スクラムを導入したアジャイルな組織では、企業全体のビジョンが共有された上で、意思決定は各スクラムチームに委ねられる。経営層も一つのチームを作り、会社と方針、状況をチームに共有、チーム同士が協調できる企業文化を醸成する。
佐久間 私はさらに、経営企画部が、アジャイル経営のコーチとしての役割を果たすことにより、迅速な意思決定を促進する役割を果たせるのでは、と考えています。
 経営企画部が、経営層と現場をうまくつないで、チームごとの意思決定をサポートしていく。そうすることで、計画と実行の分離をなくせるのではないかと思うのです。
 この「アジャイル経営企画」という考えを、私たちは広めていきたい。SPEEDAは、企業の意思決定を支えるサービスとして、あるべき経営の姿も示していきたいと考えています。
サザーランド なるほど、それはおもしろいアイデアですね。
 あの大手自動車会社のBMWでさえ、ウォーターフォール型の財務計画を行っています。新年度により大きな予算を獲得するために、必要がなくても年度末に予算を使い果たして、結果的に何十億ドルも無駄にしているんですね。
 こういった場合に、経営企画部がきちんとアジャイルを促進できるといいですね。

アジャイルは、働く者を幸せにする

──改めてお二人が、アジャイル経営がさらに求められていくと考える理由を教えてください。
佐久間 アジャイルな経営ができなければ、単純に顧客が離れていくと思うからです。
 特にSaaSビジネスは、顧客のスイッチングコストが低い。つまり、すぐに始められて、すぐに止められるんですね。本当にユーザーが求めている価値をタイムリーに届けられなければ、顧客はあっという間に離れて、競合のサービスを使い始めるでしょう。
 これを「顧客価値競争」と、私は呼んでいます。顧客の要望が目まぐるしく変わっていくなか、その変化に対応して、アジャイル経営で迅速に意思決定していくことは、必須だと思います。
サザーランド それに付随して私が皆さんに伝えたいのは、アジャイルな働き方は、働く人の幸福度も上げるということ。
 アジャイルに働いて生産性が上がり、仕事を早く終えられれば、プライベートの時間が増えて純粋に幸せですよね。たとえば私がスクラム導入の支援をしていた米国の3Mでは、スクラムを導入したことにより仕事のスピードが300%向上したという、驚異的な変化も起きています。
 もちろんここまでの変化を生むのは簡単ではありませんが、働き方を変えざるを得ないこのコロナ禍は、むしろチャンスかもしれません。
 さらに先ほどもお話しした通り、アジャイルのポイントは組織が顧客にフォーカスできること。
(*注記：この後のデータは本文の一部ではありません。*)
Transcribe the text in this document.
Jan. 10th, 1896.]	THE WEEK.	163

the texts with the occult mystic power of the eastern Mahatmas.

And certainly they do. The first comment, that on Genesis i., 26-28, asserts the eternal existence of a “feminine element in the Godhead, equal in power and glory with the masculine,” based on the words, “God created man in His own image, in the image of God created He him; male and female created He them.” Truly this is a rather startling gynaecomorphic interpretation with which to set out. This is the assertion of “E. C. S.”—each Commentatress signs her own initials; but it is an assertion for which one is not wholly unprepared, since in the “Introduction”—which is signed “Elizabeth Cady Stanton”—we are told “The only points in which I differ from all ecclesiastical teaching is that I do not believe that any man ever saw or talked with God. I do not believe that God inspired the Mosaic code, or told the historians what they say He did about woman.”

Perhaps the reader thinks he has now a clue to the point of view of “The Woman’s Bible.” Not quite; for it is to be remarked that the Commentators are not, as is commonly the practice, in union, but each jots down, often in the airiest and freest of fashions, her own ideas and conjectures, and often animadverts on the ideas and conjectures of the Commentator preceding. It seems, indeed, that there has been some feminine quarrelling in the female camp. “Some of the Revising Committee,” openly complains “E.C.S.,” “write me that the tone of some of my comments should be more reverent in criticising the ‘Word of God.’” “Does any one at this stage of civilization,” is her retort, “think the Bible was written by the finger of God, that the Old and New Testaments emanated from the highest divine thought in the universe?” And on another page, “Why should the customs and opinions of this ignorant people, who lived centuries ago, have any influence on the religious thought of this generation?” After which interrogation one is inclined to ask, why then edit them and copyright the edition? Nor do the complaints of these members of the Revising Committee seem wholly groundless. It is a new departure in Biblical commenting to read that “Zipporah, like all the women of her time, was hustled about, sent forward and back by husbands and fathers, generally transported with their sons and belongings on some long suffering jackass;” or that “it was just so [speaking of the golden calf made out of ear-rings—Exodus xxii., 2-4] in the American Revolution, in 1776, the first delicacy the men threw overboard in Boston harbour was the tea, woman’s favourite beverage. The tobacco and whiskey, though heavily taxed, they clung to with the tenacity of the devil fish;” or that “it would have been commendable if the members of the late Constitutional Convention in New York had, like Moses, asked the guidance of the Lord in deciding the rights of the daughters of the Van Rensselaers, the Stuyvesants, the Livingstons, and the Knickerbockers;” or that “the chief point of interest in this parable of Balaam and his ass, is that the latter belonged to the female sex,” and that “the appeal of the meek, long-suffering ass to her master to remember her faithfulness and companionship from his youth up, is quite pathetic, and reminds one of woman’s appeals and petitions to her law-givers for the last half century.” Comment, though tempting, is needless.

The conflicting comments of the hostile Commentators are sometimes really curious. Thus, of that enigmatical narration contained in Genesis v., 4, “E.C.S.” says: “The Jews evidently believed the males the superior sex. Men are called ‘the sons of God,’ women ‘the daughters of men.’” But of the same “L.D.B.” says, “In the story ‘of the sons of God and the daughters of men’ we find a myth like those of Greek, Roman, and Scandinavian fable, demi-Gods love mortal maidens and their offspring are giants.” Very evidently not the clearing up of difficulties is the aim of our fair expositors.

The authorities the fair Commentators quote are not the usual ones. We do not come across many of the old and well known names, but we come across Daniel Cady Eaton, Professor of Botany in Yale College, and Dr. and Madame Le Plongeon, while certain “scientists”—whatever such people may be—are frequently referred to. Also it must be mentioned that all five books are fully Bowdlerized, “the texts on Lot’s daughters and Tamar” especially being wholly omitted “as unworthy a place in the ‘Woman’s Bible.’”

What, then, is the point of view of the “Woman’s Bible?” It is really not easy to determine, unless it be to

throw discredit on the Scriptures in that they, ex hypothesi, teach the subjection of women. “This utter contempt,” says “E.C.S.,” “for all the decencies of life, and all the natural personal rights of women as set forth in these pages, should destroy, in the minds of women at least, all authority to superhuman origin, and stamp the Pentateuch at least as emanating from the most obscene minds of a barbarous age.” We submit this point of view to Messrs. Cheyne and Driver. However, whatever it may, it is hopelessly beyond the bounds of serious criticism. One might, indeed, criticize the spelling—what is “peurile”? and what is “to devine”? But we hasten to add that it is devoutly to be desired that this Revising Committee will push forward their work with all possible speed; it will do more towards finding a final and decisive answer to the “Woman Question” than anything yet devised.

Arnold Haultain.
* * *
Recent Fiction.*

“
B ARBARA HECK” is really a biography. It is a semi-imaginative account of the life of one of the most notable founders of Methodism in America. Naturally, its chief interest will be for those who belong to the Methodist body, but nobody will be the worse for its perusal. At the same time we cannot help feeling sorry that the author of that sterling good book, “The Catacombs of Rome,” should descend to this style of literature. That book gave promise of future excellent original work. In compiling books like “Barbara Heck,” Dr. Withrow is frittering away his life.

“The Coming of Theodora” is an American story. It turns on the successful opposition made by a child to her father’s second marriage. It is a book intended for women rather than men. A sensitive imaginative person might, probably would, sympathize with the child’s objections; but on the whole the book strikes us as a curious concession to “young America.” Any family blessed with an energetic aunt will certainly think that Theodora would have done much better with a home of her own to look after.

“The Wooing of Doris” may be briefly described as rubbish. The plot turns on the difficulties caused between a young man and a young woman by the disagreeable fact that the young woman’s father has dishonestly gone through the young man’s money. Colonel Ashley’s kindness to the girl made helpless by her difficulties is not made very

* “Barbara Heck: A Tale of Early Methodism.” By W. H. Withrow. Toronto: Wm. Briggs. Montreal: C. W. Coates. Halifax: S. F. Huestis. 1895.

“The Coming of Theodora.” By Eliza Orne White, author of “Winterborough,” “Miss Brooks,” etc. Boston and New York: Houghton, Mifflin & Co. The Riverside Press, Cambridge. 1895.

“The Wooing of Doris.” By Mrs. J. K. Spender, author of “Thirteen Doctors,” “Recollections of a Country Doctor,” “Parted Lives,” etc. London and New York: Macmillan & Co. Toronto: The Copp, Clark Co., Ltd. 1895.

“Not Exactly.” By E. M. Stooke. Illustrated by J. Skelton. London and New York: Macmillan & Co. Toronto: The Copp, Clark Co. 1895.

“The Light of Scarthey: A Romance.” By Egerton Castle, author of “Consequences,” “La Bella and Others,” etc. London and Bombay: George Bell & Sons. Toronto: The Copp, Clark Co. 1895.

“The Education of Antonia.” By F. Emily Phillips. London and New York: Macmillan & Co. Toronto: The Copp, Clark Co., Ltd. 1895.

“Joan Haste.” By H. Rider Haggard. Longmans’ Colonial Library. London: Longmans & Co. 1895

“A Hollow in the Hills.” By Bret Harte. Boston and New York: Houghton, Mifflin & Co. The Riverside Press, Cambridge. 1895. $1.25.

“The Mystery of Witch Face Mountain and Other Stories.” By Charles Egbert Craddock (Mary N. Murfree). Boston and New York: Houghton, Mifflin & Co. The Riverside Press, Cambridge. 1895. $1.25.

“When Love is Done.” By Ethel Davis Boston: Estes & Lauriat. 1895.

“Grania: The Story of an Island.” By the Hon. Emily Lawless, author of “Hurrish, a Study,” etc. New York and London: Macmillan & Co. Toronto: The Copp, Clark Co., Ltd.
ただ上から指示を受けて働くのではなく、「どうしたら顧客が喜ぶだろう?」とチームが主体的に考えて働ける。そのプロセスが幸せを生むのだと感じます。
佐久間 私自身も仕事の何が楽しいかと聞かれれば、「顧客に価値を届けられている」と実感できることに尽きますね。その点で、ハッピーに働くことと、アジャイルに働くことは通底していると感じます。
 経営の計画を立てる側と実行する側が分離し、意思決定が滞ってしまっている企業が、日本には数多くある。この「計画と実行の一体化」を実現するのが、アジャイル経営です。
 このアジャイル経営を推進することが、社員が顧客の方を向き、顧客に届ける価値を最大化することに、つながっていくのだと考えています。